June 5th, 2011 Comments off

Bellwether by Connie Willis

E-book on my iPad

BellwetherI have been reading my way through all of Connie Willis’ books, having so much enjoyed what I have read so far. She has a real lightness of touch, a great insight into character, and a wonderful sense of humor, which I find very appealing.

Bellwether is quite a slight book by the standards of Willis’ novels such as Doomsday Book and Blackout/All Clear, putting its emphasis on humor and quirkiness rather than deep characterization, but it was nonetheless very entertaining.

Read more…

Not-Very-Recent Reading

April 3rd, 2011 2 comments

Once again it’s been a long time since I posted here, but things have been busy at work, and I’ve had some medical issues which I won’t bore you with.
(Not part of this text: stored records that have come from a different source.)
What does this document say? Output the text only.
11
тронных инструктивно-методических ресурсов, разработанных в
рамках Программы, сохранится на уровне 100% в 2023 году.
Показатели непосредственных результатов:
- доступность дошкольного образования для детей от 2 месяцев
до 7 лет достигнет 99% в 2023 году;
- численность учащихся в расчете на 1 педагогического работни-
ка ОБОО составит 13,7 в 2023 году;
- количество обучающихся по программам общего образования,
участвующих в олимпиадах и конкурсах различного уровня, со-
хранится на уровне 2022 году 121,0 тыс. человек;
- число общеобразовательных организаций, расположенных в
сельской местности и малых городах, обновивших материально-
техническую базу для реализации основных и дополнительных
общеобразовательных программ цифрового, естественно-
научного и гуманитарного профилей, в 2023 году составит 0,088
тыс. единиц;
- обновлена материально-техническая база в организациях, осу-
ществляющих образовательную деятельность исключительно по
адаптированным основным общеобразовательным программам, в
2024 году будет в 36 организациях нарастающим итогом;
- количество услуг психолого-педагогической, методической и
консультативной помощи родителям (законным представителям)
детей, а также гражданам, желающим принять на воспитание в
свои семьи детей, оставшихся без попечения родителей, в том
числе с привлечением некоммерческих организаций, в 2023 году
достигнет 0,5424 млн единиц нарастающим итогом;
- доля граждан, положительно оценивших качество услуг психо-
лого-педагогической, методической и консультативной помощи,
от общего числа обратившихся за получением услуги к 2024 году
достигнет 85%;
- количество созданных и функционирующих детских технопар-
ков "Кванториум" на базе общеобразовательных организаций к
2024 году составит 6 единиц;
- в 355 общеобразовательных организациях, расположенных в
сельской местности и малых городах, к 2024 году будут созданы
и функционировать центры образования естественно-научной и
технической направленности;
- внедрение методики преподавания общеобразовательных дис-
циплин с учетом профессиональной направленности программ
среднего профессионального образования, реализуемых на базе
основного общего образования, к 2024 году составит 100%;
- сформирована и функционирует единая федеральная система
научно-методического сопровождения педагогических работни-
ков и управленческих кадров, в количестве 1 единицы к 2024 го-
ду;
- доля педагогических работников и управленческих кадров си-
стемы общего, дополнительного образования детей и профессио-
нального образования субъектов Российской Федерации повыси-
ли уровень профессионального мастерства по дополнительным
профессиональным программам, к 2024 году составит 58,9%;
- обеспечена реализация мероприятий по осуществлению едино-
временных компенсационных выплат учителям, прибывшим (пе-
I’m hoping to have much more time in future for blogging (and for my own software development).


Blackout and All Clear by Connie Willis

Hardcovers, my own collection

In these days of e-books, and the comfort of reading them on my iPad, I am buying fewer and fewer “dead tree” books. But I couldn’t resist this beautiful matched pair of hardcovers, available from Amazon more cheaply than I could even buy paperback versions in Australia.

I’ve only recently (last 12 months or so) discovered Connie Willis as a writer, which may be fortunate for me, as I understand this latest work was 9 years in the writing, a long time for dedicated fans. But well worth the wait even so, I would have thought.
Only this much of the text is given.